With the Rugby World Cup next year, it's game on for players chasing the latest big betting opportunity, writes Simon English
14 October 2014

Horseracing and football are the biggest betting markets for both traditional fixed odds bookmakers and the spread betting firms; cricket, as numerical a sport as one might create, is, as the firms will confess, a game made for spreadbetting.

Rugby, meanwhile, with an evergreater share of television time and its countless possibilities for creating betting markets, has now firmly embedded itself as the next biggest sport that the punters get stuck into.

And with 48 matches next October and November in the Rugby World Cup, what is there not to look forward to in trying to unpick the wounding mismatches (or bigteams-struggle-against-minnows, delete as applicable) at the pool stage of the tournament, and then, the hard-to-call major matches from the last eight onwards in the last fortnight of the finals?

And for the bookies too. Sporting Index has been offering a complex array of rugby markets longer than anyone else, and reckons the punters are becoming ever more knowledgeable as more and more televised rugby union takes the sport away from its middle-class enclave who know their hookers from their flankers and into the mainstream.

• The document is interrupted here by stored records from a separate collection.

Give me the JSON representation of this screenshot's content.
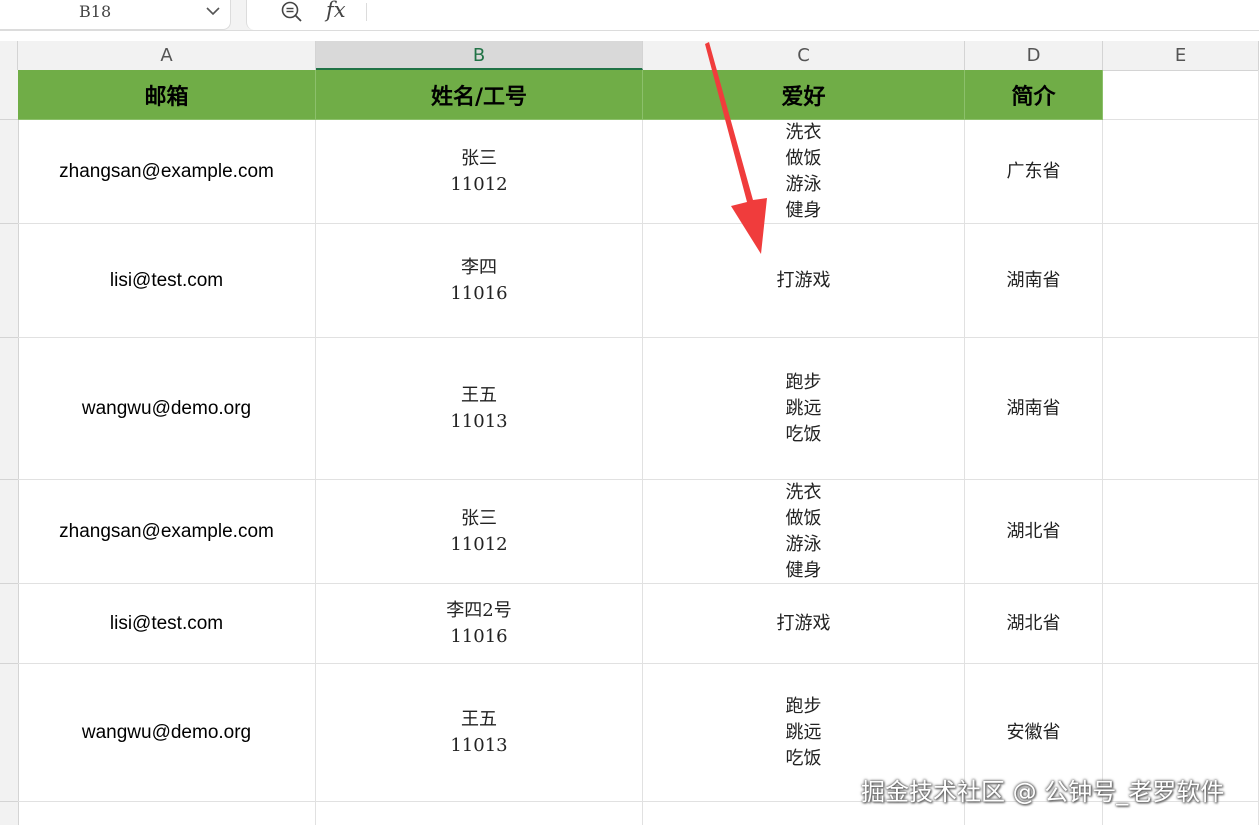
{
  "toolbar": {
    "cell_reference": "B18",
    "zoom_icon": "zoom-out-icon",
    "fx_label": "fx"
  },
  "columns": [
    "A",
    "B",
    "C",
    "D",
    "E"
  ],
  "active_column": "B",
  "table": {
    "header": [
      "邮箱",
      "姓名/工号",
      "爱好",
      "简介"
    ],
    "header_color": "#70ad47",
    "rows": [
      {
        "email": "zhangsan@example.com",
        "name": "张三",
        "id": "11012",
        "hobbies": [
          "洗衣",
          "做饭",
          "游泳",
          "健身"
        ],
        "intro": "广东省"
      },
      {
        "email": "lisi@test.com",
        "name": "李四",
        "id": "11016",
        "hobbies": [
          "打游戏"
        ],
        "intro": "湖南省"
      },
      {
        "email": "wangwu@demo.org",
        "name": "王五",
        "id": "11013",
        "hobbies": [
          "跑步",
          "跳远",
          "吃饭"
        ],
        "intro": "湖南省"
      },
      {
        "email": "zhangsan@example.com",
        "name": "张三",
        "id": "11012",
        "hobbies": [
          "洗衣",
          "做饭",
          "游泳",
          "健身"
        ],
        "intro": "湖北省"
      },
      {
        "email": "lisi@test.com",
        "name": "李四2号",
        "id": "11016",
        "hobbies": [
          "打游戏"
        ],
        "intro": "湖北省"
      },
      {
        "email": "wangwu@demo.org",
        "name": "王五",
        "id": "11013",
        "hobbies": [
          "跑步",
          "跳远",
          "吃饭"
        ],
        "intro": "安徽省"
      }
    ]
  },
  "annotation": {
    "arrow_color": "#f03c3c"
  },
  "watermark": "掘金技术社区 @ 公钟号_老罗软件"
}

"People have much greater access to the game and not just the domestic games but with all the coverage of the southern hemisphere games by Sky as well," says Mark Maydon, Sporting Index's commercial director. "So many more people are now more likely to have an opinion on rugby now, and it is a case of whether you want to back that opinion."

That interest has seen a mushrooming in the dozens of markets available per game and during the game. Number of successful kicking metres? You need to know not just the fly-halves and full-backs stepping up to the tee but the mindset of the captain on deciding whether to go for the posts. Try scorers' total shirt points? Some teams are not natural crossers of the try-line but even so it is still worth checking out who might be coming off the subs' bench with 21 or 22 on his back late on when the game may be breaking up.

Spreads like buying or selling the eventual winner or the total number of tournament tries are moved by a combination of weight of money but also, especially early on in something like the Rugby World Cup, on the opinion of spead bet firms' oddsmakers.

"We have well and truly had our trousers down taken on occasion when everyone seems to be on one side of the spread," says Maydon. "We did so when in 2007 we reckoned the northern hemisphere teams would score more points than the southern hemisphere teams. It's fiendishly mathematical but it appeals to small punters and high rollers alike, and some ended making huge amounts."